FCC Proposal to Expand Rural Broadband Too Limiting

Cheryl Clark, August 18, 2010

If the U.S. is ever to improve rural America's access to quality healthcare, the one thing it must provide—just about everyone agrees—is broadband Internet access.  Connections are needed from clinics to hospitals and to physician offices, to specialists who read images in faraway places, and even to patients' homes so their conditions can be remotely monitored and managed.

So when the Federal Communications Commission last month released its "Notice of Proposed Rulemaking" seeking comments on its plan to spend up to $400 million a year to improve rural health connectivity, I jumped in to read the 30-page tome.  The money would come from the Universal Service Fund, the charge appearing on phone bills, which is administered by the FCC.

"This greater broadband connectivity has the potential to revolutionize healthcare delivery by providing access to state-of-the-art Health IT solutions to over 12,000 hospitals and clinics across the nation," the proposal begins.

"Greater use of broadband will allow patients in medically underserved communities to receive healthcare locally and have access to state of the art diagnostic tools typically available only in the largest and most sophisticated medical centers.  Use of health-related applications delivered over broadband will not only save lives, but also cut costs by shortening average hospital stays, reducing the need for tests, and increasing administrative efficiencies."
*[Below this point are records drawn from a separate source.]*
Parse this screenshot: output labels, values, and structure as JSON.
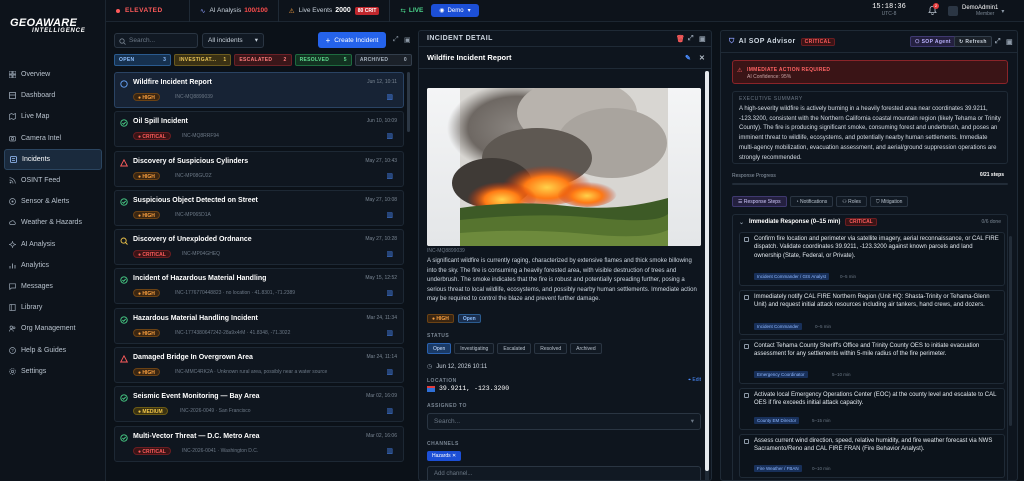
{
  "brand": {
    "logo": "GEOAWARE",
    "sub": "INTELLIGENCE"
  },
  "nav": [
    {
      "label": "Overview",
      "icon": "grid-icon"
    },
    {
      "label": "Dashboard",
      "icon": "dashboard-icon"
    },
    {
      "label": "Live Map",
      "icon": "map-icon"
    },
    {
      "label": "Camera Intel",
      "icon": "camera-icon"
    },
    {
      "label": "Incidents",
      "icon": "incidents-icon",
      "active": true
    },
    {
      "label": "OSINT Feed",
      "icon": "feed-icon"
    },
    {
      "label": "Sensor & Alerts",
      "icon": "sensor-icon"
    },
    {
      "label": "Weather & Hazards",
      "icon": "weather-icon"
    },
    {
      "label": "AI Analysis",
      "icon": "ai-icon"
    },
    {
      "label": "Analytics",
      "icon": "analytics-icon"
    },
    {
      "label": "Messages",
      "icon": "messages-icon"
    },
    {
      "label": "Library",
      "icon": "library-icon"
    },
    {
      "label": "Org Management",
      "icon": "org-icon"
    },
    {
      "label": "Help & Guides",
      "icon": "help-icon"
    },
    {
      "label": "Settings",
      "icon": "settings-icon"
    }
  ],
  "topbar": {
    "threat": "ELEVATED",
    "ai_label": "AI Analysis",
    "ai_value": "100/100",
    "events_label": "Live Events",
    "events_value": "2000",
    "events_badge": "80 CRIT",
    "live": "LIVE",
    "demo": "Demo",
    "time": "15:18:36",
    "zone": "UTC-8",
    "notif_count": "2",
    "user_name": "DemoAdmin1",
    "user_role": "Member"
  },
  "list": {
    "search_placeholder": "Search...",
    "filter": "All incidents",
    "create": "Create Incident",
    "tabs": [
      {
        "label": "OPEN",
        "count": "3"
      },
      {
        "label": "INVESTIGAT...",
        "count": "1"
      },
      {
        "label": "ESCALATED",
        "count": "2"
      },
      {
        "label": "RESOLVED",
        "count": "5"
      },
      {
        "label": "ARCHIVED",
        "count": "0"
      }
    ],
    "items": [
      {
        "title": "Wildfire Incident Report",
        "date": "Jun 12, 10:11",
        "sev": "HIGH",
        "meta": "INC-MQ8899039",
        "status": "open"
      },
      {
        "title": "Oil Spill Incident",
        "date": "Jun 10, 10:09",
        "sev": "CRITICAL",
        "meta": "INC-MQ8RRF94",
        "status": "resolved"
      },
      {
        "title": "Discovery of Suspicious Cylinders",
        "date": "May 27, 10:43",
        "sev": "HIGH",
        "meta": "INC-MP08GU2Z",
        "status": "escalated"
      },
      {
        "title": "Suspicious Object Detected on Street",
        "date": "May 27, 10:08",
        "sev": "HIGH",
        "meta": "INC-MP065D1A",
        "status": "resolved"
      },
      {
        "title": "Discovery of Unexploded Ordnance",
        "date": "May 27, 10:28",
        "sev": "CRITICAL",
        "meta": "INC-MP04GHEQ",
        "status": "investigating"
      },
      {
        "title": "Incident of Hazardous Material Handling",
        "date": "May 15, 12:52",
        "sev": "HIGH",
        "meta": "INC-1776770448823 · no location · 41.8301, -71.2389",
        "status": "resolved"
      },
      {
        "title": "Hazardous Material Handling Incident",
        "date": "Mar 24, 11:34",
        "sev": "HIGH",
        "meta": "INC-1774380647242-28a9x4rM · 41.8348, -71.3022",
        "status": "resolved"
      },
      {
        "title": "Damaged Bridge In Overgrown Area",
        "date": "Mar 24, 11:14",
        "sev": "HIGH",
        "meta": "INC-MMC4RK2A · Unknown rural area, possibly near a water source",
        "status": "escalated"
      },
      {
        "title": "Seismic Event Monitoring — Bay Area",
        "date": "Mar 02, 16:09",
        "sev": "MEDIUM",
        "meta": "INC-2026-0049 · San Francisco",
        "status": "resolved"
      },
      {
        "title": "Multi-Vector Threat — D.C. Metro Area",
        "date": "Mar 02, 16:06",
        "sev": "CRITICAL",
        "meta": "INC-2026-0041 · Washington D.C.",
        "status": "open"
      }
    ]
  },
  "detail": {
    "panel_title": "INCIDENT DETAIL",
    "title": "Wildfire Incident Report",
    "code": "INC-MQ8899039",
    "description": "A significant wildfire is currently raging, characterized by extensive flames and thick smoke billowing into the sky. The fire is consuming a heavily forested area, with visible destruction of trees and underbrush. The smoke indicates that the fire is robust and potentially spreading further, posing a serious threat to local wildlife, ecosystems, and possibly nearby human settlements. Immediate action may be required to control the blaze and prevent further damage.",
    "sev": "HIGH",
    "status_badge": "Open",
    "status_label": "STATUS",
    "statuses": [
      "Open",
      "Investigating",
      "Escalated",
      "Resolved",
      "Archived"
    ],
    "date": "Jun 12, 2026 10:11",
    "location_label": "LOCATION",
    "coords": "39.9211, -123.3200",
    "edit": "Edit",
    "assigned_label": "ASSIGNED TO",
    "assign_placeholder": "Search...",
    "channels_label": "CHANNELS",
    "channel": "Hazards",
    "add_channel": "Add channel..."
  },
  "sop": {
    "title": "AI SOP Advisor",
    "crit": "CRITICAL",
    "agent": "SOP Agent",
    "refresh": "Refresh",
    "alert_title": "IMMEDIATE ACTION REQUIRED",
    "confidence": "AI Confidence: 95%",
    "summary_label": "EXECUTIVE SUMMARY",
    "summary": "A high-severity wildfire is actively burning in a heavily forested area near coordinates 39.9211, -123.3200, consistent with the Northern California coastal mountain region (likely Tehama or Trinity County). The fire is producing significant smoke, consuming forest and underbrush, and poses an imminent threat to wildlife, ecosystems, and potentially nearby human settlements. Immediate multi-agency mobilization, evacuation assessment, and aerial/ground suppression operations are strongly recommended.",
    "progress_label": "Response Progress",
    "progress_value": "0/21 steps",
    "progress_fraction": 0,
    "tabs": [
      "Response Steps",
      "Notifications",
      "Roles",
      "Mitigation"
    ],
    "phase_title": "Immediate Response (0–15 min)",
    "phase_tag": "CRITICAL",
    "phase_count": "0/6 done",
    "steps": [
      {
        "text": "Confirm fire location and perimeter via satellite imagery, aerial reconnaissance, or CAL FIRE dispatch. Validate coordinates 39.9211, -123.3200 against known parcels and land ownership (State, Federal, or Private).",
        "role": "Incident Commander / GIS Analyst",
        "dur": "0–5 min"
      },
      {
        "text": "Immediately notify CAL FIRE Northern Region (Unit HQ: Shasta-Trinity or Tehama-Glenn Unit) and request initial attack resources including air tankers, hand crews, and dozers.",
        "role": "Incident Commander",
        "dur": "0–5 min"
      },
      {
        "text": "Contact Tehama County Sheriff's Office and Trinity County OES to initiate evacuation assessment for any settlements within 5-mile radius of the fire perimeter.",
        "role": "Emergency Coordinator",
        "dur": "5–10 min"
      },
      {
        "text": "Activate local Emergency Operations Center (EOC) at the county level and escalate to CAL OES if fire exceeds initial attack capacity.",
        "role": "County EM Director",
        "dur": "5–15 min"
      },
      {
        "text": "Assess current wind direction, speed, relative humidity, and fire weather forecast via NWS Sacramento/Reno and CAL FIRE FRAN (Fire Behavior Analyst).",
        "role": "Fire Weather / FBAN",
        "dur": "0–10 min"
      }
    ]
  }
}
For example, the proposal says, "remote patient monitoring for heart failure can save up to $6.4 billion annually through reduced hospital admissions. The monetary benefits of remote monitoring of other medical conditions could be exponentially larger."

But for a variety of reasons the entire program and proposed rulemaking has become extremely controversial. Many rural health experts I spoke with insist that the FCC's current plan falls far short of being able to deliver its promises.  There are problems with whether it will help providers qualify for meaningful use requirements, but that's not even their main issue.